Jeepers, A-G -- ain't that the truth!
You cited A. N. Whitehead: "... scientific materialism is so reduced that it cannot help but produce results whereupon the investigators pronounce their reduced view is correct because it is successful." [Itals added]
Which just begs the question: What is success? And I guess the answer to that question depends on who you ask. On the one hand, the pure theorists pursue the "open path" for the sheer love of adventure, of discovery, of the sense of being somehow married to the quest of truth. On the other, science is so brilliant in its achievements, that there are excellent scientists who think we ought to be satisfied with deriving useful, reliable "engineering solutions" to "human problems" -- which at least has the obvious benefit of practicality and utility going for it.

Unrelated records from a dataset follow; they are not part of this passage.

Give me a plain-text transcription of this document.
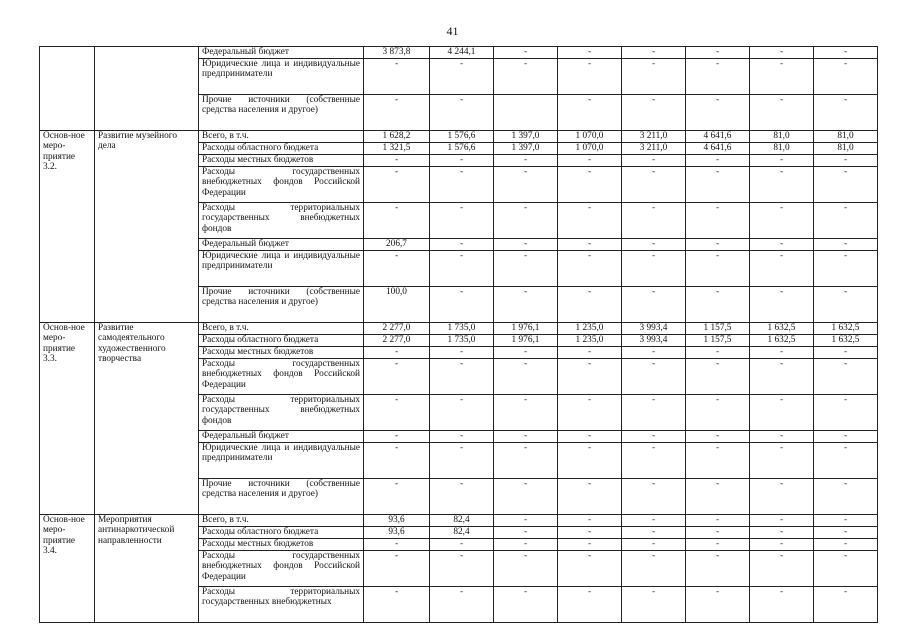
41
		Федеральный бюджет	3 873,8	4 244,1	-	-	-	-	-	-
		Юридические лица и индивидуальные предприниматели	-	-	-	-	-	-	-	-
		Прочие источники (собственные средства населения и другое)	-	-		-	-	-	-	-
Основ-ное меро-приятие 3.2.	Развитие музейного дела	Всего, в т.ч.	1 628,2	1 576,6	1 397,0	1 070,0	3 211,0	4 641,6	81,0	81,0
		Расходы областного бюджета	1 321,5	1 576,6	1 397,0	1 070,0	3 211,0	4 641,6	81,0	81,0
		Расходы местных бюджетов	-	-	-	-	-	-	-	-
		Расходы государственных внебюджетных фондов Российской Федерации	-	-	-	-	-	-	-	-
		Расходы территориальных государственных внебюджетных фондов	-	-	-	-	-	-	-	-
		Федеральный бюджет	206,7	-	-	-	-	-	-	-
		Юридические лица и индивидуальные предприниматели	-	-	-	-	-	-	-	-
		Прочие источники (собственные средства населения и другое)	100,0	-	-	-	-	-	-	-
Основ-ное меро-приятие 3.3.	Развитие самодеятельного художественного творчества	Всего, в т.ч.	2 277,0	1 735,0	1 976,1	1 235,0	3 993,4	1 157,5	1 632,5	1 632,5
		Расходы областного бюджета	2 277,0	1 735,0	1 976,1	1 235,0	3 993,4	1 157,5	1 632,5	1 632,5
		Расходы местных бюджетов	-	-	-	-	-	-	-	-
		Расходы государственных внебюджетных фондов Российской Федерации	-	-	-	-	-	-	-	-
		Расходы территориальных государственных внебюджетных фондов	-	-	-	-	-	-	-	-
		Федеральный бюджет	-	-	-	-	-	-	-	-
		Юридические лица и индивидуальные предприниматели	-	-	-	-	-	-	-	-
		Прочие источники (собственные средства населения и другое)	-	-	-	-	-	-	-	-
Основ-ное меро-приятие 3.4.	Мероприятия антинаркотической направленности	Всего, в т.ч.	93,6	82,4	-	-	-	-	-	-
		Расходы областного бюджета	93,6	82,4	-	-	-	-	-	-
		Расходы местных бюджетов	-	-	-	-	-	-	-	-
		Расходы государственных внебюджетных фондов Российской Федерации	-	-	-	-	-	-	-	-
		Расходы территориальных государственных внебюджетных	-	-	-	-	-	-	-	-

But it seems to me utilitarian solutions to human problems do not and can not reach to the essential problems of the human soul which, in combinatorial fashion, make the person; and the person in turn, "writ in larger letters," makes the family, the community, society, the nation, and in the final analysis the human race.
FWIW, it seems to me that science cannot provide solutions to human problems other than the "material" or physical ones. And even those to a shockingly limited degree as it turns out. (If anyone doubts this, just consider e.g., the high human poverty, morbidity, and mortality rates that persist in large parts of the world to this day. Etc.)

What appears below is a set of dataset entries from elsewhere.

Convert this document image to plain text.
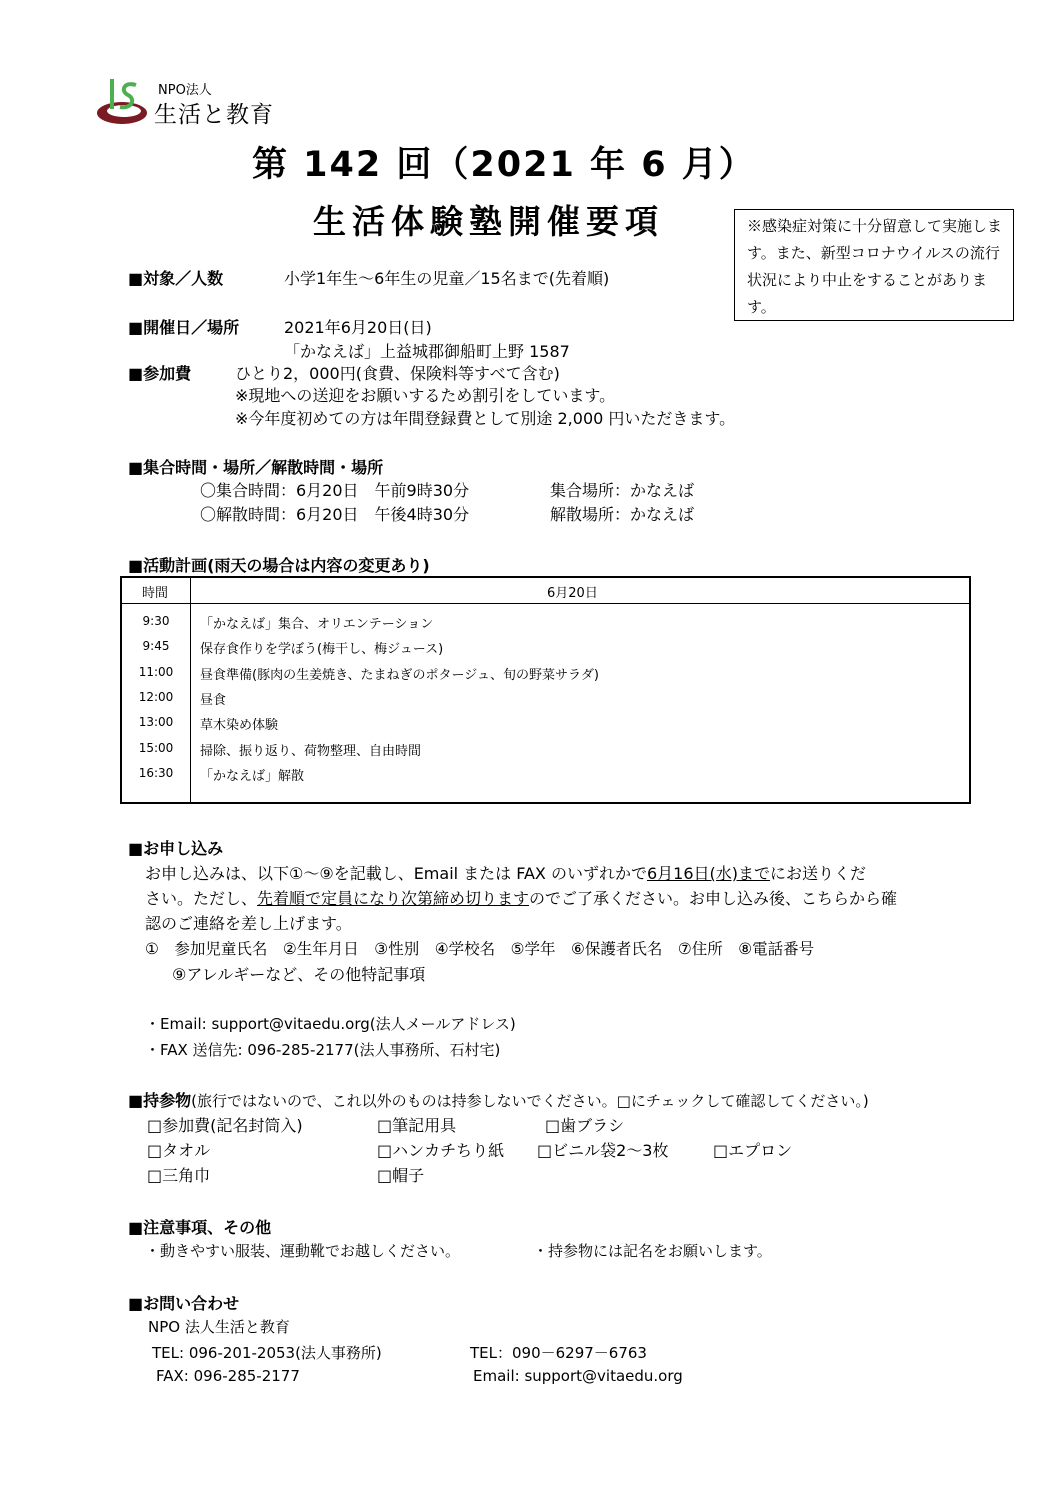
NPO法人
生活と教育
第 142 回（2021 年 6 月）
生活体験塾開催要項	※感染症対策に十分留意して実施します。また、新型コロナウイルスの流行状況により中止をすることがあります。
■対象／人数	小学1年生～6年生の児童／15名まで(先着順)
■開催日／場所	2021年6月20日(日)
「かなえば」上益城郡御船町上野 1587
■参加費	ひとり2，000円(食費、保険料等すべて含む)
※現地への送迎をお願いするため割引をしています。
※今年度初めての方は年間登録費として別途 2,000 円いただきます。
■集合時間・場所／解散時間・場所
〇集合時間：6月20日　午前9時30分	集合場所：かなえば
〇解散時間：6月20日　午後4時30分	解散場所：かなえば
■活動計画(雨天の場合は内容の変更あり)
時間	6月20日
9:30	「かなえば」集合、オリエンテーション
9:45	保存食作りを学ぼう(梅干し、梅ジュース)
11:00	昼食準備(豚肉の生姜焼き、たまねぎのポタージュ、旬の野菜サラダ)
12:00	昼食
13:00	草木染め体験
15:00	掃除、振り返り、荷物整理、自由時間
16:30	「かなえば」解散
■お申し込み
お申し込みは、以下①～⑨を記載し、Email または FAX のいずれかで6月16日(水)までにお送りくだ
さい。ただし、先着順で定員になり次第締め切りますのでご了承ください。お申し込み後、こちらから確
認のご連絡を差し上げます。
①　参加児童氏名　②生年月日　③性別　④学校名　⑤学年　⑥保護者氏名　⑦住所　⑧電話番号
⑨アレルギーなど、その他特記事項
・Email: support@vitaedu.org(法人メールアドレス)
・FAX 送信先: 096-285-2177(法人事務所、石村宅)
■持参物(旅行ではないので、これ以外のものは持参しないでください。□にチェックして確認してください。)
□参加費(記名封筒入)	□筆記用具	□歯ブラシ
□タオル	□ハンカチちり紙 □ビニル袋2～3枚	□エプロン
□三角巾	□帽子
■注意事項、その他
・動きやすい服装、運動靴でお越しください。	・持参物には記名をお願いします。
■お問い合わせ
NPO 法人生活と教育
TEL: 096-201-2053(法人事務所)	TEL：090－6297－6763
FAX: 096-285-2177	Email: support@vitaedu.org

For the stark fact is: Science cannot defeat mortality. It cannot "cure" death. And it cannot make man "good."
All the same, man is more than his body, in the same way that the Universe is more than its material substance. JMHO FWIW.
Thanks ever so much for writing, dear Alamo-Girl!
What do you mean here? Easier or more accurate? They are both equally easy to predict.
This must mean something other than trying to predict the outcomes of a toss. In that case, it's much more accurate to predict the outcomes of many coins than of one. A short stroll along Las Vegas Blvd should be convincing.